Treasury Cabinet Secretary Henry Rotich said the State is pushing devolved units to collect more taxes from land and property rates to reduce pressure on revenues.
Treasury is reviewing how countries collect rates, how land is valued and create a model that will be replicated across the country.
“We are supporting counties to raise revenues through the Own Source of Revenue Policy and Bill to design better property laws,” Rotich said at the recent Africa Fiscal Forum.
“Currently, the tax is not well designed in terms of coverage and valuation and capacities of counties to collect.
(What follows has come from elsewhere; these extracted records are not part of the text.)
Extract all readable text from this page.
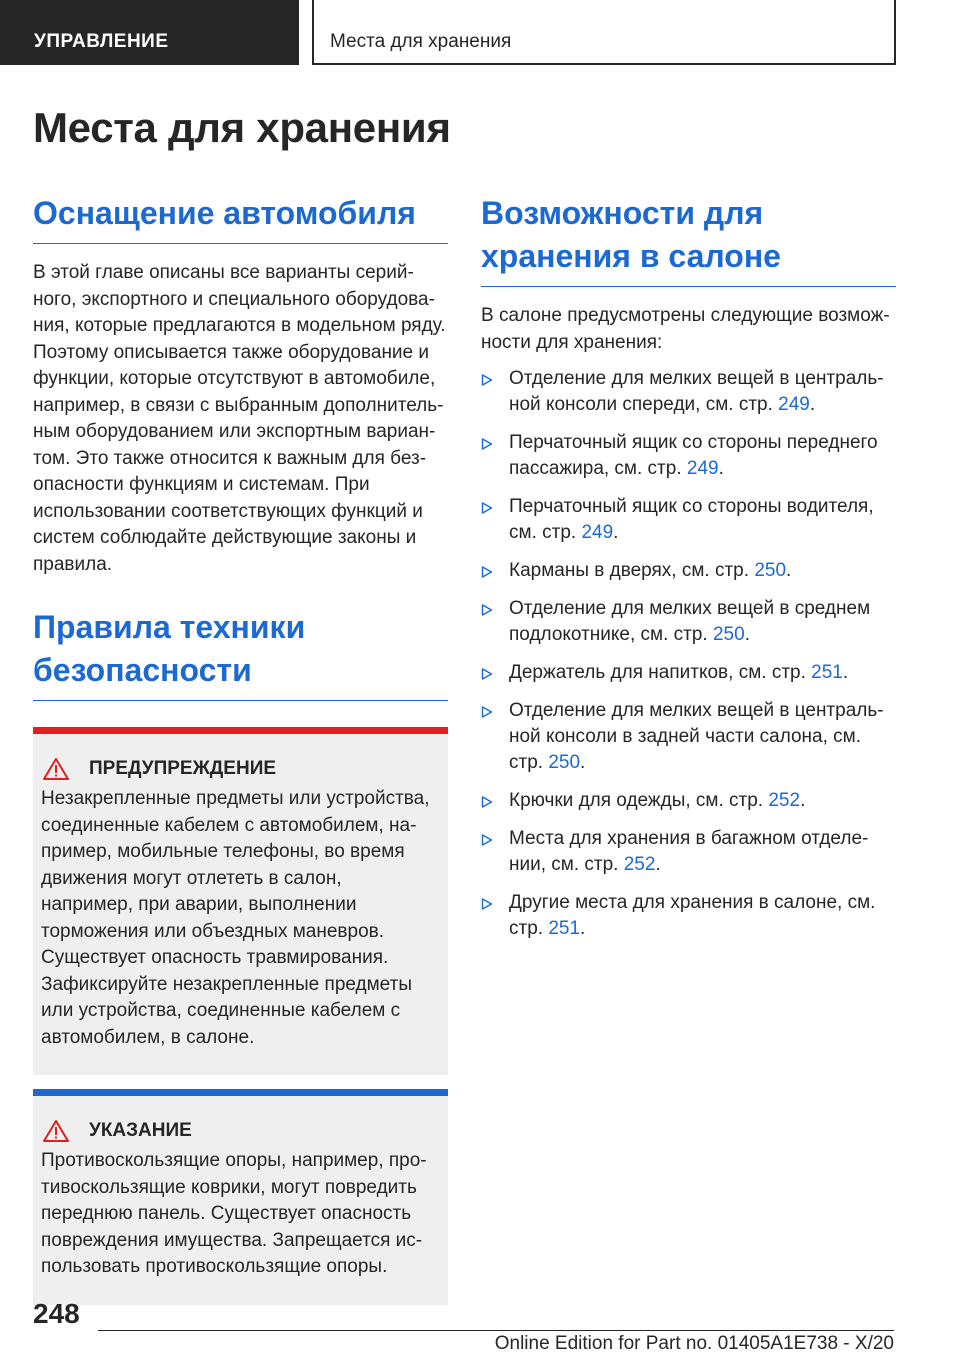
УПРАВЛЕНИЕ	Места для хранения
Места для хранения
Оснащение автомобиля

В этой главе описаны все варианты серийного, экспортного и специального оборудования, которые предлагаются в модельном ряду. Поэтому описывается также оборудование и функции, которые отсутствуют в автомобиле, например, в связи с выбранным дополнительным оборудованием или экспортным вариантом. Это также относится к важным для безопасности функциям и системам. При использовании соответствующих функций и систем соблюдайте действующие законы и правила.

Правила техники безопасности
ПРЕДУПРЕЖДЕНИЕ

Незакрепленные предметы или устройства, соединенные кабелем с автомобилем, например, мобильные телефоны, во время движения могут отлететь в салон, например, при аварии, выполнении торможения или объездных маневров. Существует опасность травмирования. Зафиксируйте незакрепленные предметы или устройства, соединенные кабелем с автомобилем, в салоне.

УКАЗАНИЕ

Противоскользящие опоры, например, противоскользящие коврики, могут повредить переднюю панель. Существует опасность повреждения имущества. Запрещается использовать противоскользящие опоры.

Возможности для хранения в салоне

В салоне предусмотрены следующие возможности для хранения:

Отделение для мелких вещей в центральной консоли спереди, см. стр. 249.
Перчаточный ящик со стороны переднего пассажира, см. стр. 249.
Перчаточный ящик со стороны водителя, см. стр. 249.
Карманы в дверях, см. стр. 250.
Отделение для мелких вещей в среднем подлокотнике, см. стр. 250.
Держатель для напитков, см. стр. 251.
Отделение для мелких вещей в центральной консоли в задней части салона, см. стр. 250.
Крючки для одежды, см. стр. 252.
Места для хранения в багажном отделении, см. стр. 252.
Другие места для хранения в салоне, см. стр. 251.
248
Online Edition for Part no. 01405A1E738 - X/20
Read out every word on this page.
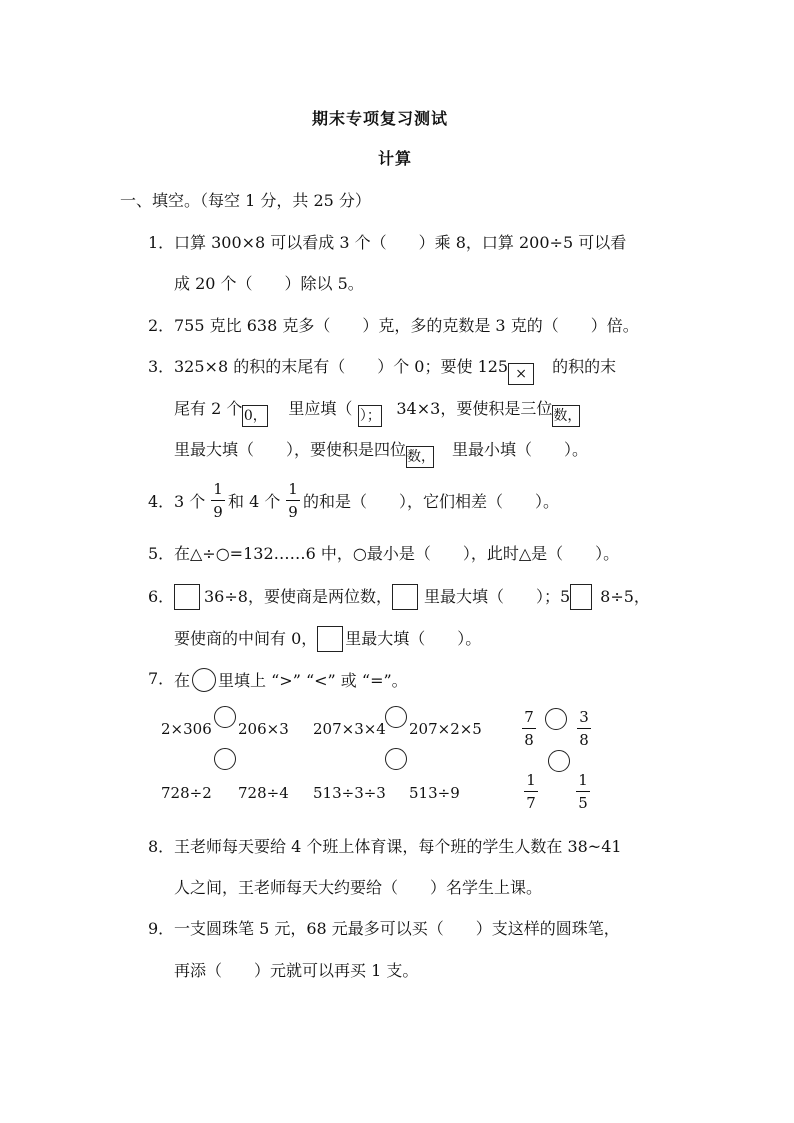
期末专项复习测试
计算
一、填空。（每空 1 分，共 25 分）
1． 口算 300×8 可以看成 3 个（　　）乘 8，口算 200÷5 可以看
成 20 个（　　）除以 5。
2． 755 克比 638 克多（　　）克，多的克数是 3 克的（　　）倍。
3． 325×8 的积的末尾有（　　）个 0；要使 125 × 的积的末
尾有 2 个 0， 里应填（ ）； 34×3，要使积是三位数，
里最大填（　　），要使积是四位数， 里最小填（　　）。
4． 3 个
1
9
和 4 个
1
9
的和是（　　），它们相差（　　）。
5． 在△÷○=132……6 中，○最小是（　　），此时△是（　　）。
6．	36÷8，要使商是两位数， 里最大填（　　）；5 8÷5，
要使商的中间有 0， 里最大填（　　）。
7． 在 里填上 “>” “<” 或 “=”。
2×306 206×3 207×3×4 207×2×5
7
8
3
8
728÷2 728÷4 513÷3÷3 513÷9
1
7
1
5
8． 王老师每天要给 4 个班上体育课，每个班的学生人数在 38~41
人之间，王老师每天大约要给（　　）名学生上课。
9． 一支圆珠笔 5 元，68 元最多可以买（　　）支这样的圆珠笔，
再添（　　）元就可以再买 1 支。
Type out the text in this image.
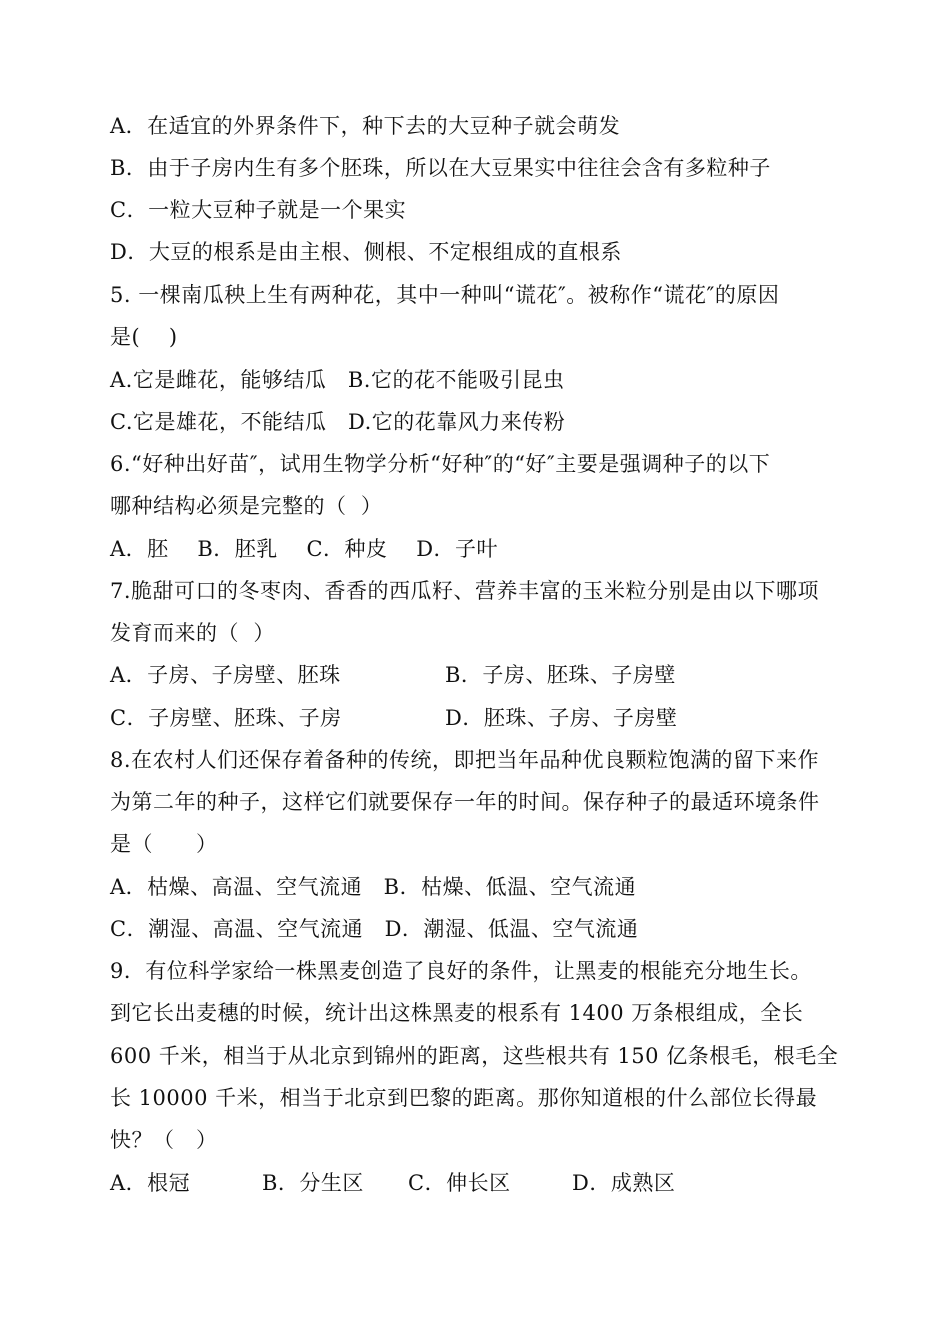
A．在适宜的外界条件下，种下去的大豆种子就会萌发
B．由于子房内生有多个胚珠，所以在大豆果实中往往会含有多粒种子
C．一粒大豆种子就是一个果实
D．大豆的根系是由主根、侧根、不定根组成的直根系
5. 一棵南瓜秧上生有两种花，其中一种叫“谎花″。被称作“谎花″的原因
是(　 )
A.它是雌花，能够结瓜　B.它的花不能吸引昆虫
C.它是雄花，不能结瓜　D.它的花靠风力来传粉
6.“好种出好苗″，试用生物学分析“好种″的“好″主要是强调种子的以下
哪种结构必须是完整的（  ）
A．胚　 B．胚乳　 C．种皮　 D．子叶
7.脆甜可口的冬枣肉、香香的西瓜籽、营养丰富的玉米粒分别是由以下哪项
发育而来的（  ）
A．子房、子房壁、胚珠	B．子房、胚珠、子房壁
C．子房壁、胚珠、子房	D．胚珠、子房、子房壁
8.在农村人们还保存着备种的传统，即把当年品种优良颗粒饱满的留下来作
为第二年的种子，这样它们就要保存一年的时间。保存种子的最适环境条件
是（　　）
A．枯燥、高温、空气流通　B．枯燥、低温、空气流通
C．潮湿、高温、空气流通　D．潮湿、低温、空气流通
9．有位科学家给一株黑麦创造了良好的条件，让黑麦的根能充分地生长。
到它长出麦穗的时候，统计出这株黑麦的根系有 1400 万条根组成，全长
600 千米，相当于从北京到锦州的距离，这些根共有 150 亿条根毛，根毛全
长 10000 千米，相当于北京到巴黎的距离。那你知道根的什么部位长得最
快？（　）
A．根冠	B．分生区 C．伸长区	D．成熟区
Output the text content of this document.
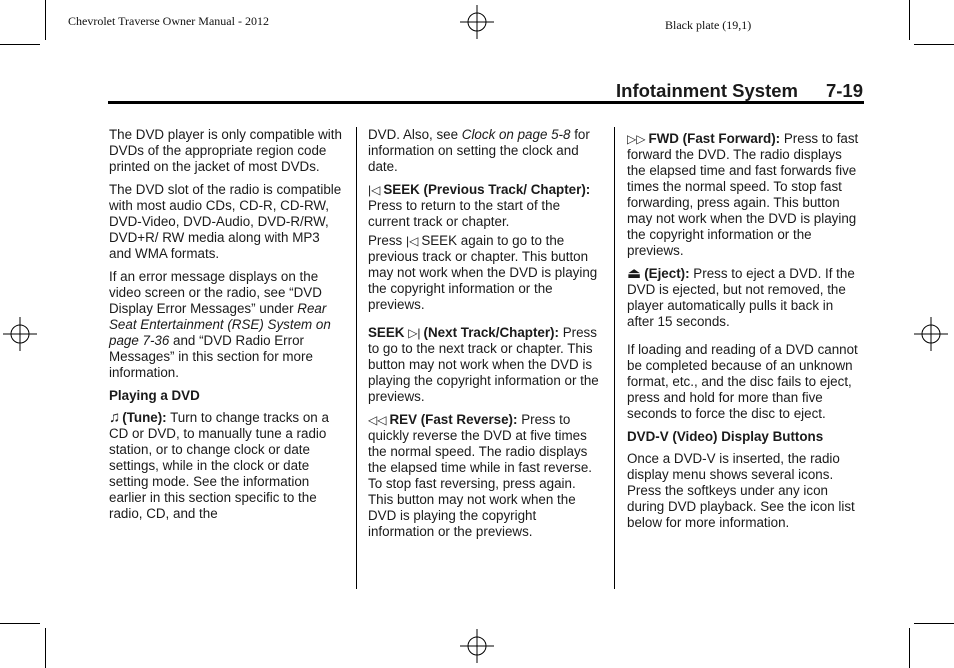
Chevrolet Traverse Owner Manual - 2012	Black plate (19,1)
Infotainment System 7-19

The DVD player is only compatible with DVDs of the appropriate region code printed on the jacket of most DVDs.

The DVD slot of the radio is compatible with most audio CDs, CD-R, CD-RW, DVD-Video, DVD-Audio, DVD-R/RW, DVD+R/ RW media along with MP3 and WMA formats.

If an error message displays on the video screen or the radio, see “DVD Display Error Messages” under Rear Seat Entertainment (RSE) System on page 7-36 and “DVD Radio Error Messages” in this section for more information.

Playing a DVD

♫ (Tune): Turn to change tracks on a CD or DVD, to manually tune a radio station, or to change clock or date settings, while in the clock or date setting mode. See the information earlier in this section specific to the radio, CD, and the

DVD. Also, see Clock on page 5-8 for information on setting the clock and date.

|◁ SEEK (Previous Track/ Chapter): Press to return to the start of the current track or chapter.

Press |◁ SEEK again to go to the previous track or chapter. This button may not work when the DVD is playing the copyright information or the previews.

SEEK ▷| (Next Track/Chapter): Press to go to the next track or chapter. This button may not work when the DVD is playing the copyright information or the previews.

◁◁ REV (Fast Reverse): Press to quickly reverse the DVD at five times the normal speed. The radio displays the elapsed time while in fast reverse. To stop fast reversing, press again. This button may not work when the DVD is playing the copyright information or the previews.

▷▷ FWD (Fast Forward): Press to fast forward the DVD. The radio displays the elapsed time and fast forwards five times the normal speed. To stop fast forwarding, press again. This button may not work when the DVD is playing the copyright information or the previews.

⏏ (Eject): Press to eject a DVD. If the DVD is ejected, but not removed, the player automatically pulls it back in after 15 seconds.

If loading and reading of a DVD cannot be completed because of an unknown format, etc., and the disc fails to eject, press and hold for more than five seconds to force the disc to eject.

DVD-V (Video) Display Buttons

Once a DVD-V is inserted, the radio display menu shows several icons. Press the softkeys under any icon during DVD playback. See the icon list below for more information.
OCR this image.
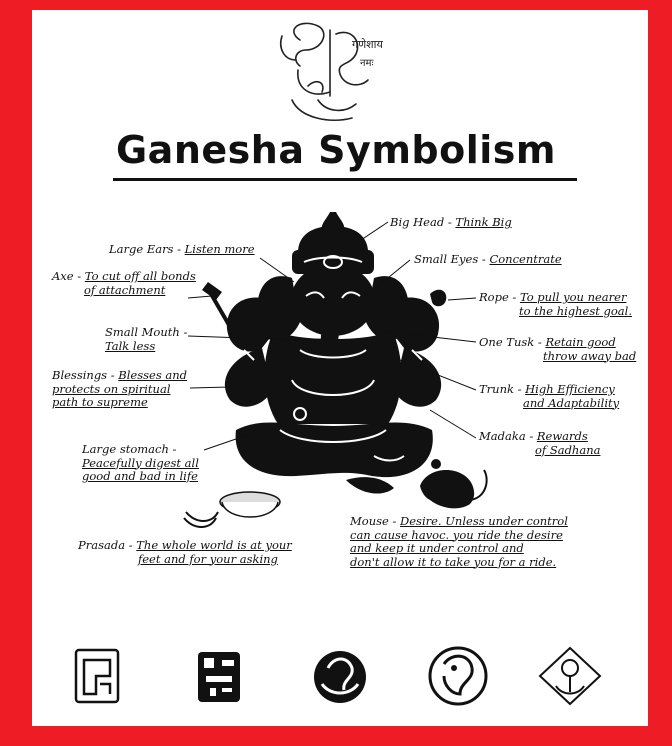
गणेशाय
नमः
Ganesha Symbolism
Big Head - Think Big
Large Ears - Listen more
Small Eyes - Concentrate
Axe - To cut off all bonds
of attachment
Rope - To pull you nearer
to the highest goal.
Small Mouth -
Talk less	One Tusk - Retain good
throw away bad
Blessings - Blesses and
protects on spiritual
path to supreme
Trunk - High Efficiency
and Adaptability
Large stomach -
Peacefully digest all
good and bad in life
Madaka - Rewards
of Sadhana
Mouse - Desire. Unless under control
can cause havoc. you ride the desire
and keep it under control and
don't allow it to take you for a ride.
Prasada - The whole world is at your
feet and for your asking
We even want to see if Kenya Revenue Authority can work with them on how to collect,” he said.
Taxes based on valuation may also hit firms and individuals holding large tracts of land, which according to Treasury, will help bridge the inequality gap by transferring benefits from the rich to the poor.
Kajiado County is enforcing a law which requires all leaseholders to pay Sh14,000 per acre and is demanding Sh17 billion as annual rate and arrears dating back to 2013 from Magadi and Tata Chemicals Magadi Ltd.
The CS said Kenya had been aggressive in using government spending to drive infrastructure for growth while balancing with social spending through health, education and cash transfer.
However, with huge borrowing, the State had run out of fiscal space that necessitated consolidation and seeking new ways of raising taxes, among them property tax.
“Raising more revenue is key by reforming tax systems, in Kenya we are looking at the property tax system to help reduce inequality because the property is mainly owned by the rich,” Rotich said.
Treasury revenue reforms have been focused on reviewing outdated laws.
Lands CS Farida Karoney recently told the Senate that the State had finalised taxation guidelines on idle land to boost agricultural production.